Quando perdemos algum ente querido, somos consolados por um número grande de pessoas. Vestimos nossa dor de preto e isso parece anunciar aos demais que lidamos com uma larga perda. Já, os nossos lutos cotidianos, enfrentamo-los silenciosos e, muitas vezes, nem mesmo temos a chance de exteriorizar o quanto estamos sentidos e marcados por dentro.
Esses lutos que acontecem no dia-a-dia comumente se dão sem alardes e quase ninguém aparece com um pote de sopa ou com uma palavra amiga na ponta da língua para nos consolar por causa deles. Apenas os que nos amam de verdade, aqueles que se importam, são capazes disso. Isso porque quem verdadeiramente se importa percebe nossas dores sem que precisemos dizê-las.
Outro dia em um consultório médico, conversando sobre planejamento familiar, explicitei a minha vontade de ter um segundo filho aos quarenta anos. O médico arregalou os olhos e me disse que uma gestação nessa idade era possível sim, contudo exigiria muita atenção, pois meus óvulos não seriam mais tão jovens.
Percebi que o tempo tinha corrido desenfreado frente aos meus olhos. Naquele dia vivi calada o luto pelos filhos biológicos que eu não teria. Um por um, todos esmaeceram frente aos meus olhos e eu senti naquele momento, e por mais alguns dias, a dor de não os ter como um dia sonhei.
Doeu muito, mas não me vesti de preto. Não andei pelas ruas com os olhos inchados. Não tive pesadelos. Tive apenas uma dor no peito. Uma dor silenciosa que foi notada por bem poucos.
Lutos cotidianos não são frescura, não são mimimis, não são supérfluos. Eles doem e sangram emocionalmente como feridas de verdade e precisam de nossa atenção e compreensão para poderem parar de sangrar e cicatrizar.

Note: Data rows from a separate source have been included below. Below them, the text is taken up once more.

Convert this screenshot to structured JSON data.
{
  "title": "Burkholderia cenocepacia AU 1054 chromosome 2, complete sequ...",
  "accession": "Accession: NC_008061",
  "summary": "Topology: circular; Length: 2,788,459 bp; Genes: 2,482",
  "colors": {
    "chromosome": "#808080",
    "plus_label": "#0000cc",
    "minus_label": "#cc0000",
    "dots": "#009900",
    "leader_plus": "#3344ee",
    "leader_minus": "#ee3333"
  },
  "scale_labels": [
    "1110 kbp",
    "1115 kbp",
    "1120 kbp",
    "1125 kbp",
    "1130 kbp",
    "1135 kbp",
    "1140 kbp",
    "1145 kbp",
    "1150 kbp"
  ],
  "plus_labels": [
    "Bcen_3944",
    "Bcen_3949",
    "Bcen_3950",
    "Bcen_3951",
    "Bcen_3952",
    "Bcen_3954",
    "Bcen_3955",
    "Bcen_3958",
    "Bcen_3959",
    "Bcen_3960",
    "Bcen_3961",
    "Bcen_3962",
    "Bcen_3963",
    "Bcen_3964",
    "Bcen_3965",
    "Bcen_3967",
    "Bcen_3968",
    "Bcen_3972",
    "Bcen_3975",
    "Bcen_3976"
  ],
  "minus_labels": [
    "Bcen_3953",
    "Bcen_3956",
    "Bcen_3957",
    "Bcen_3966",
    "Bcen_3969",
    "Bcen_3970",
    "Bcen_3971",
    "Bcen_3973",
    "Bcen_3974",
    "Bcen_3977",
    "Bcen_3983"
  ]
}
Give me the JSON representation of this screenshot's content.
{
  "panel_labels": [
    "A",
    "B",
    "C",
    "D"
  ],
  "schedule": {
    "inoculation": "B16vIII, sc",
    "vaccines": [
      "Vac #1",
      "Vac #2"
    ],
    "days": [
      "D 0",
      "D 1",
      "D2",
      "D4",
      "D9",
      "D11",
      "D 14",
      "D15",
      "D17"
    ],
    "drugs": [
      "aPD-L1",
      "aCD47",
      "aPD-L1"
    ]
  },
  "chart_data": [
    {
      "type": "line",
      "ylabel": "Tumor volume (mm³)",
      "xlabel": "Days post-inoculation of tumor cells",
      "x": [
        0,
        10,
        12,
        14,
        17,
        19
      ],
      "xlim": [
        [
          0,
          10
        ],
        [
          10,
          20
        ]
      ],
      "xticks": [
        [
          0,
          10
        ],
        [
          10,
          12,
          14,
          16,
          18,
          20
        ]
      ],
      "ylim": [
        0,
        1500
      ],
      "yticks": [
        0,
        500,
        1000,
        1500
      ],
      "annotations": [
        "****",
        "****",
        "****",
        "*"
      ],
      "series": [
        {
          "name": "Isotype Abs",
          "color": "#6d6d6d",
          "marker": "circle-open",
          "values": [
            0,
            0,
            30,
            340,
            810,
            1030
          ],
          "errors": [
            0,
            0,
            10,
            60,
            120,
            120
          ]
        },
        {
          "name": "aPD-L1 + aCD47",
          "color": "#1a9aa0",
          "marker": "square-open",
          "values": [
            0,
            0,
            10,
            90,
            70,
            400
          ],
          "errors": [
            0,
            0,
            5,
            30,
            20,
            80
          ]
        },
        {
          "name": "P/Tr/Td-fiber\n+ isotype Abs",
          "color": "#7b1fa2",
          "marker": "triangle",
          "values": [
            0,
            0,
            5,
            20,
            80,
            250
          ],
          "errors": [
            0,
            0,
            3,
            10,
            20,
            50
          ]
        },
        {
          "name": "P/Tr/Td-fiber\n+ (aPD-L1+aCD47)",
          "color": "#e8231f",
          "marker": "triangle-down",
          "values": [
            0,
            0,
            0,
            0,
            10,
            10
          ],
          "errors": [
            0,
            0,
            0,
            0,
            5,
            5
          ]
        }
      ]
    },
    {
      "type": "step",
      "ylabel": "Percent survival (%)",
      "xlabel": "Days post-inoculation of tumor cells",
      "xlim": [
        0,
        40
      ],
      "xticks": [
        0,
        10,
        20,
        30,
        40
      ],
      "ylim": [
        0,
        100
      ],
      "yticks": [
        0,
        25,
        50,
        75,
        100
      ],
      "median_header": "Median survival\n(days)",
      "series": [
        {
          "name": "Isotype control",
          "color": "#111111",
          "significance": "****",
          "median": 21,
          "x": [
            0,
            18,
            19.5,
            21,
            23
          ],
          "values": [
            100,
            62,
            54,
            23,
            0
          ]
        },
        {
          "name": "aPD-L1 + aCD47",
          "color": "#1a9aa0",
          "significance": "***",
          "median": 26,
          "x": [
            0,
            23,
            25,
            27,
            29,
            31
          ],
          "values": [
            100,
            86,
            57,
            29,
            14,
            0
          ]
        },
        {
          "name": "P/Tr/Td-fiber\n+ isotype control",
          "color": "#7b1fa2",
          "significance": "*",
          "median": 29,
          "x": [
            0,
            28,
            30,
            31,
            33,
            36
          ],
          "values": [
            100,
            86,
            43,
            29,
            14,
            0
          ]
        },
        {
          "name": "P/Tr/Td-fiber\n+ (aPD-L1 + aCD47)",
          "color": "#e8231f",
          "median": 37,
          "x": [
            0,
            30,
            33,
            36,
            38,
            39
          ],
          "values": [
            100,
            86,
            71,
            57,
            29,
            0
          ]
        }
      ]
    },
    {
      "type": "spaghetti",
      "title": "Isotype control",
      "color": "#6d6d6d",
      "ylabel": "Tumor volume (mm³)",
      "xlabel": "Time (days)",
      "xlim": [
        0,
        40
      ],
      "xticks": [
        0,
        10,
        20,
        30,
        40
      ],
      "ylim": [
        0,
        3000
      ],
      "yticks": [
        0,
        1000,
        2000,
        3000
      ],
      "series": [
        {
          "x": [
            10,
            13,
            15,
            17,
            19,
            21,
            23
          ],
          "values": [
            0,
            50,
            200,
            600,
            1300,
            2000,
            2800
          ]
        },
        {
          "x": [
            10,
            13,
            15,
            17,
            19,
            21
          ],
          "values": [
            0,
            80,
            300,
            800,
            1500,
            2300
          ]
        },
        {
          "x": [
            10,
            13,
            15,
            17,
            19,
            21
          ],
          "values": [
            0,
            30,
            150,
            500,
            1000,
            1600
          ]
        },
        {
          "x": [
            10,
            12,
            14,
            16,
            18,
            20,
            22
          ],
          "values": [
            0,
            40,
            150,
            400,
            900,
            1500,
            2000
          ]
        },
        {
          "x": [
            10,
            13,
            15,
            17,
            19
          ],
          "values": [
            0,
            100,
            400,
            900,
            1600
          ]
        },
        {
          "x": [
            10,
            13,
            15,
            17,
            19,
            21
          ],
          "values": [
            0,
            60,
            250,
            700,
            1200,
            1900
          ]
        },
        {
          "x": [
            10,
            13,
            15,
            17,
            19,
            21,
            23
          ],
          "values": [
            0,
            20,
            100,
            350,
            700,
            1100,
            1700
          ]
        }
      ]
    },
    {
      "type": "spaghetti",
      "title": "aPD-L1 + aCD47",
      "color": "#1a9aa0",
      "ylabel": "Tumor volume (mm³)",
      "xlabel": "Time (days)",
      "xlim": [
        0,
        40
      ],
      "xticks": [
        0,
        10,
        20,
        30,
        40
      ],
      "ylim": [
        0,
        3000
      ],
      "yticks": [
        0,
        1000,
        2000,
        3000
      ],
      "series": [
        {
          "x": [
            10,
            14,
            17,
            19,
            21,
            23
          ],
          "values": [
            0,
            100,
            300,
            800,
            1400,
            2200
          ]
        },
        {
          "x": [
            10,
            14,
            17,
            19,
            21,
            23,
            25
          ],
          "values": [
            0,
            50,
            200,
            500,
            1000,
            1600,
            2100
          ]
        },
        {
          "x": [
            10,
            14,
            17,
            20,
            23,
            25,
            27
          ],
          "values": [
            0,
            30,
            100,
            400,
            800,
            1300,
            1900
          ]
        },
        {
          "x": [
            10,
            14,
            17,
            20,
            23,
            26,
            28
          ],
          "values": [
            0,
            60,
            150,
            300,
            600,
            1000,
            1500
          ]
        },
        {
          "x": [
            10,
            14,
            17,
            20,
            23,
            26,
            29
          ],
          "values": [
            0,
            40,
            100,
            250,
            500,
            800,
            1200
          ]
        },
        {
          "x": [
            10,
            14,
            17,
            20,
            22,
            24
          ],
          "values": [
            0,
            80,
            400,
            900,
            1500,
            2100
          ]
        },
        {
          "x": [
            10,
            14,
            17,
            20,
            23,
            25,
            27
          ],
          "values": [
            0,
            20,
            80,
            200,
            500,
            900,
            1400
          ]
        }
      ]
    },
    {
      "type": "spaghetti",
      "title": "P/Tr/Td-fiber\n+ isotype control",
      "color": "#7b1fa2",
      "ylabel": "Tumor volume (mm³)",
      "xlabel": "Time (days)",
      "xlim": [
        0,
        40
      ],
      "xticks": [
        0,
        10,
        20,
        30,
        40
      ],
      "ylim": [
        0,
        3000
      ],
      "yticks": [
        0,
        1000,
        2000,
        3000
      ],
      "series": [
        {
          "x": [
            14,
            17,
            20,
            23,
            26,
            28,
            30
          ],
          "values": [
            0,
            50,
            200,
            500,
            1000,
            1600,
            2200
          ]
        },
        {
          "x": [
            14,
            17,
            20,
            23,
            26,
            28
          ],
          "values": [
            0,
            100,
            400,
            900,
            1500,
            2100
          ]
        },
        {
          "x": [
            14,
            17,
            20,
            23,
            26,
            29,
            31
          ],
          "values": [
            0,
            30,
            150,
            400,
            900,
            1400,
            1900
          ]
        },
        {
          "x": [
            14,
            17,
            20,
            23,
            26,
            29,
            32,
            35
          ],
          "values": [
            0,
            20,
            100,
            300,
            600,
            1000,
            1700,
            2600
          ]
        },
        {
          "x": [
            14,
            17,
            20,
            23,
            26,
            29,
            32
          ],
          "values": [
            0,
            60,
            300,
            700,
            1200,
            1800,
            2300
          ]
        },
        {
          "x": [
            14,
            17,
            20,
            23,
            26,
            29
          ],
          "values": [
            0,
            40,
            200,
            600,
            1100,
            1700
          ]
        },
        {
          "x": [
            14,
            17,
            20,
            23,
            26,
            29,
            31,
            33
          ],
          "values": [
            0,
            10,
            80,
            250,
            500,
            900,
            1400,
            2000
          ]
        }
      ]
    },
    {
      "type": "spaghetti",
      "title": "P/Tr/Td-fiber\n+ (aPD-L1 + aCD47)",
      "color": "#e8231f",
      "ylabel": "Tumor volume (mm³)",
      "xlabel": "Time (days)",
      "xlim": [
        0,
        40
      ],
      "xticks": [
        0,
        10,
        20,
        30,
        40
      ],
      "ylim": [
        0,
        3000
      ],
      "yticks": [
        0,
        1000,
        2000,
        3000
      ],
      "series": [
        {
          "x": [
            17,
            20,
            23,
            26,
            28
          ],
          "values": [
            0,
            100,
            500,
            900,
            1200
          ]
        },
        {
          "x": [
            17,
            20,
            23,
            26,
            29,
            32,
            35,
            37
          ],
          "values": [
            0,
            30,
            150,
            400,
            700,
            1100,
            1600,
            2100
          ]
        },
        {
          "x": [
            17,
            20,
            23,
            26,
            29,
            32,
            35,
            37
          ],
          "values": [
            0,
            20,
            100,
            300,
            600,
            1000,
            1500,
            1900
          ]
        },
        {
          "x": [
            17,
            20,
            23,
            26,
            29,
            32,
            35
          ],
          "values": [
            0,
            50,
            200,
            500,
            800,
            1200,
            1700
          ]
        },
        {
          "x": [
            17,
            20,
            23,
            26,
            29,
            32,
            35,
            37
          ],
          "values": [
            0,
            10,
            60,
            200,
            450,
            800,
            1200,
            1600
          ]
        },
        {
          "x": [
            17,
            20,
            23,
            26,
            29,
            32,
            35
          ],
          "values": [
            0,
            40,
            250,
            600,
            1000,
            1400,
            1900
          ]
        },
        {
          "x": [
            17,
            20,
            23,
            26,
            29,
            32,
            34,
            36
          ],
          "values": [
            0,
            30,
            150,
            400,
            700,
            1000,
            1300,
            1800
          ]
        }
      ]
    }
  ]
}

Eu diria que a dor emocional pode ser comparada à dor física, mas ela não apresenta marcas explícitas, o que muitas vezes faz com que essa dor fique por um longo tempo em nós. Cientistas da Universidade Purdue de Indiana, nos Estados Unidos, afirmam que a dor emocional dói até mais que lesões físicas. E eu concordo com eles.
Certa vez Fabricio Carpinejar disse em um texto seu que a morte de um anseio/expectativa/plano é como um livro de poemas que escrevemos com carinho e dedicação, mas que acabamos perdendo em algum canto.
A morte de um relacionamento, de um sonho, de uma carreira, de uma amizade, de uma expectativa, também é assim, frustrante e inquietante. A morte do que poderia ter sido e não foi é uma morte dolorosa, sem rituais físicos, o que parece tornar a dor em nós ainda maior.
Na vida, aqueles indiferentes a nossa dor, dispensados de qualquer obrigação social pela morte do que não se pode efetivamente ver, recordarão nosso livro de poemas (vide anseios) perdidos e dirão que fomos nós os culpados pela sua perda. Dirão, com um tapa em nossas costas, que nossos poemas (vide sonhos) pouco valiam.
Em contraponto, os que nos amam de verdade, sentarão ao nosso lado, com um punhado de papel branco nas mãos, e dirão, carinhosos, que somos capazes de reescrever nosso sentir tão bem quanto antes e nos lembrarão, com ternura, dos bonitos versos que nunca devemos nos negar a reescrever.
Com o passar dos anos, aprendemos a viver nossas dores e a escutar nossos lutos, mas principalmente, aprendemos que em momentos de fragilidade e dificuldade apenas os que se importam pra valer são capazes de compreender nossas razões e de respeitar nossos silenciosos lutos diários.
Devemos ficar ao lado desses e guardá-los para sempre no melhor de nós.